With Semeru 21 and no tuning:

  • RSS: ~90 MB

  • 99% latency: 1ms

OpenJ9 is clearly very efficient with respect to memory consumption, without compromising the latency.

Tip

As usual take these numbers with a grain of salt and perform your own measures on your own services with a workload that is appropriate to your usages.

Building and running a Docker image

Ok so we have seen how gentle OpenJ9 was on memory even without tuning. Let us now package the microservice as a Docker image.

Here is the Dockerfile you can use:

FROM ibm-semeru-runtimes:open-21-jdk
RUN mkdir -p /app/_cache
COPY build/libs/openj9-howto-all.jar /app/app.jar
VOLUME /app/_cache
EXPOSE 8080
CMD ["java", "-Xvirtualized", "-Xshareclasses", "-Xshareclasses:name=sum", "-Xshareclasses:cacheDir=/app/_cache", "-jar", "/app/app.jar"]

You can note:

  • -Xvirtualized is a flag for virtualized / container environments so OpenJ9 reduces CPU consumption when idle

  • /app/_cache is a volume that will have to be mounted for containers to share the OpenJ9 classes cache.

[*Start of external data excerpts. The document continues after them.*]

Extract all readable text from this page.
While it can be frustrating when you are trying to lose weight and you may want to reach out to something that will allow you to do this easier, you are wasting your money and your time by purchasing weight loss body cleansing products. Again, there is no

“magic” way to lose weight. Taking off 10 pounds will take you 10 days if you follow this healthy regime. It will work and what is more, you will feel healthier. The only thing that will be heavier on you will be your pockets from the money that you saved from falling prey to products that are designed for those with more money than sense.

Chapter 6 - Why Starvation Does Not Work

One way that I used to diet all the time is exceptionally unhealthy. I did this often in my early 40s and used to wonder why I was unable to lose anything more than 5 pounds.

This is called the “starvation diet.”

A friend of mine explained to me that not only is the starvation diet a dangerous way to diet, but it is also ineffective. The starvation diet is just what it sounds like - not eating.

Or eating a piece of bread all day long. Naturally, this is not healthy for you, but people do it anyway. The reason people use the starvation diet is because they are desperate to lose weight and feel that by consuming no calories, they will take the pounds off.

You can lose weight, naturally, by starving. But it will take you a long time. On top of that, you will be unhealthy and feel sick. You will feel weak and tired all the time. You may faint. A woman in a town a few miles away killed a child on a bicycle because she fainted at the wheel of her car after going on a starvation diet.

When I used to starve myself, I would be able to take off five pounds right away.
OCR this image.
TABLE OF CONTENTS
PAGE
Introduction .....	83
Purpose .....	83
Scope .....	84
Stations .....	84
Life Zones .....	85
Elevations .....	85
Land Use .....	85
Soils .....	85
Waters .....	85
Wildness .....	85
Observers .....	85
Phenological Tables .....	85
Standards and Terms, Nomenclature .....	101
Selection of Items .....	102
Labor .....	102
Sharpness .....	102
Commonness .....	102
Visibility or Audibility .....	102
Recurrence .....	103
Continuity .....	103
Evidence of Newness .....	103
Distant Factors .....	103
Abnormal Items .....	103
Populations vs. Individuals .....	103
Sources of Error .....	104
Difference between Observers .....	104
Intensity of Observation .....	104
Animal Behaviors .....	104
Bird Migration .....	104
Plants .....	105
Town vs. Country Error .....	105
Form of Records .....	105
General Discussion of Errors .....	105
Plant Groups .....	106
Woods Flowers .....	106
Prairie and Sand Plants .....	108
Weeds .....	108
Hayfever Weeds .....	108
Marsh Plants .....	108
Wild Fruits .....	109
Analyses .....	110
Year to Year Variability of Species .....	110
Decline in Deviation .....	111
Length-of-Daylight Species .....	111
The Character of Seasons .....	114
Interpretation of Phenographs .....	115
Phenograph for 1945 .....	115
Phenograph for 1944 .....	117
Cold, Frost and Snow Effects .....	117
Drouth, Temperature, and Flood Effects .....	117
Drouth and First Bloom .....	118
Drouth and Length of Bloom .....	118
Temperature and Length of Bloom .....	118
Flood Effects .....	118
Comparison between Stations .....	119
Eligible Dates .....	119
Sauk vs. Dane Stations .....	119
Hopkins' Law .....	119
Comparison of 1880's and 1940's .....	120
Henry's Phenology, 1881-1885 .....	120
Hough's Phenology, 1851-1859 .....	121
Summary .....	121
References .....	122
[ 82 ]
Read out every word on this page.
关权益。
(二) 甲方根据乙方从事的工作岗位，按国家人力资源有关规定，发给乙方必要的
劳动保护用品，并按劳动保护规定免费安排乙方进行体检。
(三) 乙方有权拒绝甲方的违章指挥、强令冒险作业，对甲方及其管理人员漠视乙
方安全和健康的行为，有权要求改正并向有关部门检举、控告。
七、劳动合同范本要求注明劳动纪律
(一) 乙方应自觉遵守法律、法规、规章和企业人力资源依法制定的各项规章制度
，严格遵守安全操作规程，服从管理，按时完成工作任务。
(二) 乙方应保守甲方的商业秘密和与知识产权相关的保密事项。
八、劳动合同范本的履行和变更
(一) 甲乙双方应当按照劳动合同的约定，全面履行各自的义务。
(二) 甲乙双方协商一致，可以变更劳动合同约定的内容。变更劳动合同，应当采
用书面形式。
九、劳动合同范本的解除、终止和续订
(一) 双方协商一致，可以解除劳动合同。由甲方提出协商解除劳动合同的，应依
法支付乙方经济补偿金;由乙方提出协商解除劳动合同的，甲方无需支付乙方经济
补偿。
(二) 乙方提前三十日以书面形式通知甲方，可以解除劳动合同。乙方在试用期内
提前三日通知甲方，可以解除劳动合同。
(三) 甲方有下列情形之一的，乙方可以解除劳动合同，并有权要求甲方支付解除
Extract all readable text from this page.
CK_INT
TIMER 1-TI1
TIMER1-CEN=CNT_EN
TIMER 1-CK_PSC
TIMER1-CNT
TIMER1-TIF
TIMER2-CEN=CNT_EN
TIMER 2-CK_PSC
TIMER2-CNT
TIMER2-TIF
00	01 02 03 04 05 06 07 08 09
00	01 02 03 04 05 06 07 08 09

The image can be built as in:

$ docker build . -t openj9-app

We can then create containers from the image:

$ docker run -it --rm -v /tmp/_cache:/app/_cache -p 8080:8080 openj9-app

Again the first container is slower to start, while the next ones benefit from the cache.

Tip

On some platforms cgroups may not grant permissions to access the class data cache directory. You can use the z flag to fix such issues, as in:

docker (…​) -v /tmp/_cache:/app/_cache:z (…​)

Summary

  • We wrote a microservice with Vert.x.

  • We ran this microservice on OpenJ9.

  • We improved startup time using class data sharing.

  • We put the microservice under some workload, then checked that the memory footprint remained low with OpenJ9 compared to OpenJDK with HotSpot.

  • We built a Docker image with OpenJ9, class data sharing for fast container boot time and diminished CPU usage when idle.


Last published: 2024-12-21 00:38:08 +0000.